Tamerlan Tsarnaev, 26, and Dzhokhar Tsarnaev, 19, have been identified as suspects in the bombing by the FBI. The older of the two sons died after a shootout with police early Friday morning, while the other remained at large.
According to Siegel, their father worked at Webster as a "body man" for a little while in 2004 or so. Siegel hasn't seen Anzor in years, and said he thought the father was working out of "some garage" now. However, the suspects' uncle said on Friday that their father had moved to Russia with his wife about a year ago, according to the New York Times.
Siegel said Anzor was known in the neighborhood for working on his car outside, even in winter.
Webster Auto Shop, located on Webster Avenue, is just around the corner from the Norfolk Street address that's associated with the Tsarnaev family and that was searched by law enforcement on Friday.
Siegel described Anzor as a "nice guy," and recalled a time when a man who worked at the shop was hit by a car and Anzor dragged him out of the street.

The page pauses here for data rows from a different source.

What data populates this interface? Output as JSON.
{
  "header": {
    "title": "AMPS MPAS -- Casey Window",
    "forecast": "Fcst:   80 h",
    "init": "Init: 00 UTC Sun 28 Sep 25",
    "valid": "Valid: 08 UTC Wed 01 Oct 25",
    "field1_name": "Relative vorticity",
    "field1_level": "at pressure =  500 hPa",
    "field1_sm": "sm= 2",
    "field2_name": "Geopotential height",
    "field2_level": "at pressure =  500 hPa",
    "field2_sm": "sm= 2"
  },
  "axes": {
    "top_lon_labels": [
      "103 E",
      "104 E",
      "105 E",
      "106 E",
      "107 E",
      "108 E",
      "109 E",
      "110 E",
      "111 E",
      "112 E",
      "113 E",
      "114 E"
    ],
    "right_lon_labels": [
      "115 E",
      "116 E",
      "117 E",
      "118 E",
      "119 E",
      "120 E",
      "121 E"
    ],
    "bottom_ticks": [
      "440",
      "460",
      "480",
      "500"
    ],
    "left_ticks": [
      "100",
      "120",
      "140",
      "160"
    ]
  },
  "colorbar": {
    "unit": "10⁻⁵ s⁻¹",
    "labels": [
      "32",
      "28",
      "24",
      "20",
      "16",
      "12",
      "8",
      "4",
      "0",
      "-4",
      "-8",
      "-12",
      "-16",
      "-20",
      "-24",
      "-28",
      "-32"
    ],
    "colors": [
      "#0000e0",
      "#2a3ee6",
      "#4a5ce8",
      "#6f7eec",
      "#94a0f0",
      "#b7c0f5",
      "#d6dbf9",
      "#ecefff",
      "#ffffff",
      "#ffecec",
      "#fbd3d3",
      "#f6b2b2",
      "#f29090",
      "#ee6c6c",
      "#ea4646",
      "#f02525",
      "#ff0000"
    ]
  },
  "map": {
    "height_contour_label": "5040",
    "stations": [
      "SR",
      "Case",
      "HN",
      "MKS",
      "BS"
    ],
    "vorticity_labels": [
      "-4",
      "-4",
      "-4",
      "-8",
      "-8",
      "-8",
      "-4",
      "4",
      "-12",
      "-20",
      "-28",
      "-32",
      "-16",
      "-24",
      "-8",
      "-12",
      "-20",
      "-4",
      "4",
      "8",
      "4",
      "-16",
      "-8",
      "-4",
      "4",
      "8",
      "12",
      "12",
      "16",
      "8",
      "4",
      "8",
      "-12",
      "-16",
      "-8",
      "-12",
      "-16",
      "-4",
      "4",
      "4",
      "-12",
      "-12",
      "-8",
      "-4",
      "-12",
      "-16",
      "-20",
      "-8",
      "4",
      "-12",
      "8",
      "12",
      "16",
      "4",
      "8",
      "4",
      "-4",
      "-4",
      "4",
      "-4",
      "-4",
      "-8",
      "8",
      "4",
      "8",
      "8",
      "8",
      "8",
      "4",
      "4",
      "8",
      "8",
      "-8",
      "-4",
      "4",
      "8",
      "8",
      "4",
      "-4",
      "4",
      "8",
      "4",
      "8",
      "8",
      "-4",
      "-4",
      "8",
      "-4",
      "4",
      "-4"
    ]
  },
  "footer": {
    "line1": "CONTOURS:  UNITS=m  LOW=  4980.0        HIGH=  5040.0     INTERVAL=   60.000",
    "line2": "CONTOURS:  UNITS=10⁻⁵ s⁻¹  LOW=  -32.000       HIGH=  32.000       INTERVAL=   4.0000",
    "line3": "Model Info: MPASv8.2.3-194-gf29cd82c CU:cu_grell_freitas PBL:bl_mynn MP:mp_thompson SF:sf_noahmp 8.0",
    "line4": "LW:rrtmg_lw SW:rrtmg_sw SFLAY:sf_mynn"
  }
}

"Big guy, tough guy," Siegel said. "Would do anything you told him to."
In Siegel's recollection, Anzor's sister had come by and lobbied hard to get her brother a job at the shop. During TPM's conversation with Siegel, an on-camera interview given on Friday by Maret Tsarnaev, an aunt of the bombing suspects, came on a television in Siegel's office. Asked if that was Aznor's sister, the one who got him the job at Webster's, Siegel, while cautious, given the number of years that have gone by, said he thought so.
"I just remember her promoting the hell out of him," Siegel said. "I remember her saying 'he can take a car completely apart and put it back together.'"
During the aunt's interview, she alleged that the two suspects had been framed in Monday's bombing. The allegation was echoed by Anzor in an interview aired on Fox News.
Siegel said Anzor had difficulty with English when he worked at Webster, and was a quiet guy -- not that Siegel minded quiet employees.
"He didn't talk when he was here," Siegel said. "He just worked."